Tuesday, March 15, 2011

The color of the sky as far as I can see is coal grey.

Today's trip home was what I have heard the Irish refer to as a "fine soft day."  It was raining gently.  It made me think of a mildly out of body experience I had a few years back when I was still towing my youngest home from her preschool using a bike wagon.  At the time, in the purest denial, I told myself that the trip was "maybe ten miles" and that the reason I was getting home an hour later and falling over sound asleep with food still hanging out of my mouth was that "I was tired."

I now know that I was bicycling close to three miles to acquire said child and then easily another ten with a fully loaded double-wide Burley.

So possibly I hallucinated the encounter I am about to describe.

I had made it to Bryant Street where I could stop worrying that anyone would yell "fucking child abuser" at me from out their car window.  Win.

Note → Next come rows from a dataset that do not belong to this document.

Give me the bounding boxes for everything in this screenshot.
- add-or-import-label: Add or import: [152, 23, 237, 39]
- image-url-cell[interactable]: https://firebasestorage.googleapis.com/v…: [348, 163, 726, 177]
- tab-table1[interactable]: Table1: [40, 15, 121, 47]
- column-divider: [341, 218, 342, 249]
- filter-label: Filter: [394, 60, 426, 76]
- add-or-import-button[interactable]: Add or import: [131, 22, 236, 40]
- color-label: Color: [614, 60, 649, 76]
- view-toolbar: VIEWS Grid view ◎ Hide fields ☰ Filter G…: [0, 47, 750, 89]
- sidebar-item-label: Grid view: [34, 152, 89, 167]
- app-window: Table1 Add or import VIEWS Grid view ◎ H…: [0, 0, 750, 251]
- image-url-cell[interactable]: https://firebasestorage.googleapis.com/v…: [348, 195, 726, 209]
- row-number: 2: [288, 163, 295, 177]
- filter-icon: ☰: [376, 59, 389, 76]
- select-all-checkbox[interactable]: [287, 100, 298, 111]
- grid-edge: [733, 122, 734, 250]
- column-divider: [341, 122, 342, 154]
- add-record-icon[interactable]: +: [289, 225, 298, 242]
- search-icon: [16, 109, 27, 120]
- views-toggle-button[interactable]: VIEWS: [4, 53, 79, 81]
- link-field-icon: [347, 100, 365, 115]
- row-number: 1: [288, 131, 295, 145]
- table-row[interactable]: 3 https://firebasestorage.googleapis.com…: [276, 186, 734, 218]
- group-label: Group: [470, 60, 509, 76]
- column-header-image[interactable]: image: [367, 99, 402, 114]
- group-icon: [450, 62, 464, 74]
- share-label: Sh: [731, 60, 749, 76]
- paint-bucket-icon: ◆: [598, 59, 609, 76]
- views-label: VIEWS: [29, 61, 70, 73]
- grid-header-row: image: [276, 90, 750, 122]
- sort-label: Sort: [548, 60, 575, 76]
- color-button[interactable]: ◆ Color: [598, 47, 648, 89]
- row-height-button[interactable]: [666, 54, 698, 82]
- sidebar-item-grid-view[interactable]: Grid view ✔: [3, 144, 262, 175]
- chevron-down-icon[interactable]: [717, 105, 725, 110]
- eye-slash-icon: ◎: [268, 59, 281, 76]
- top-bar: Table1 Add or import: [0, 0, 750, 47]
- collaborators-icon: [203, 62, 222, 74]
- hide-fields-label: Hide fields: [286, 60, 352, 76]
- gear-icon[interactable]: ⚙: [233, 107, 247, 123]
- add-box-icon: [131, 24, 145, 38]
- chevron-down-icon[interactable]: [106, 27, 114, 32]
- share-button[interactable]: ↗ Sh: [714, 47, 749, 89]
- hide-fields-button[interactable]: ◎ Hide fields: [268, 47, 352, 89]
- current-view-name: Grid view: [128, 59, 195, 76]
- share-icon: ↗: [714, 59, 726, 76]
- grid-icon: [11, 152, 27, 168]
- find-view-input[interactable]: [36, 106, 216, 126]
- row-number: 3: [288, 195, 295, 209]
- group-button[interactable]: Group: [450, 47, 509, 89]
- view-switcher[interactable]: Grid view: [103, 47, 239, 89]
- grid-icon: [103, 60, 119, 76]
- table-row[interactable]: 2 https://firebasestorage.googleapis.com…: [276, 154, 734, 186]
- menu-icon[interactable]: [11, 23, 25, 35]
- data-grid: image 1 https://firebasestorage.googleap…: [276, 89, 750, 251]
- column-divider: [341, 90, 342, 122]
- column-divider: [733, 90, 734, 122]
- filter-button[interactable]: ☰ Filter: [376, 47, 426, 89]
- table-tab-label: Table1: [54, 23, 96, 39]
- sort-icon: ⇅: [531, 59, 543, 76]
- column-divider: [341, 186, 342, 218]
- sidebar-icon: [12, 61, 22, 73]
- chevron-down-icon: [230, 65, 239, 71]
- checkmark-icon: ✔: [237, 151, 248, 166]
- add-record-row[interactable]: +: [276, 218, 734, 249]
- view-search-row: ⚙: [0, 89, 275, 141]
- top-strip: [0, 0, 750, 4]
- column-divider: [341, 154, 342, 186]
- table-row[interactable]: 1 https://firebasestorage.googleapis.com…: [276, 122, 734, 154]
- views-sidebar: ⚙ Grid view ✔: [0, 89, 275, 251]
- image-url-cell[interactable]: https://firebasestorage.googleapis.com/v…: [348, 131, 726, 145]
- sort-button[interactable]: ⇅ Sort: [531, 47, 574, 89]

A gentleman (a term I use rarely) rode up next to me to admire my child and my wagon and my bicycling prowess.  In the manner of bicycle commuters we began to converse.  He was riding a bicycle with classic lines.  He was slim and well maintained.  He was en route to a nearby cafe and bookstore ready for a pleasant evening out.  He was retired.

We talked about the pleasures of bicycling and it says much about how deep those pleasures are that a person who got up that morning, biked ten miles, worked nine hours, and then had biked another seven with five still to go while pulling a gigantic kite weighted with lead --- still saw bicycling as a pleasure.

We both noticed the trees of Palo Alto which were just coming into their most delicate bloom.  He said to me "People who say that the seasons here do not change are not bicyclists."

True.

I never to my knowledge saw him again but I think of those words frequently.  The changes in the weather are the more profound for their subtlety.  The rain is light, almost mist, and warm.  The sun is hot and the air is heavy.  The sky is bright and clear and the wind whuffles around your ears.  The rain is cold and driving.  The air is warm and dry.  No day is exactly like another when you are outside experiencing it.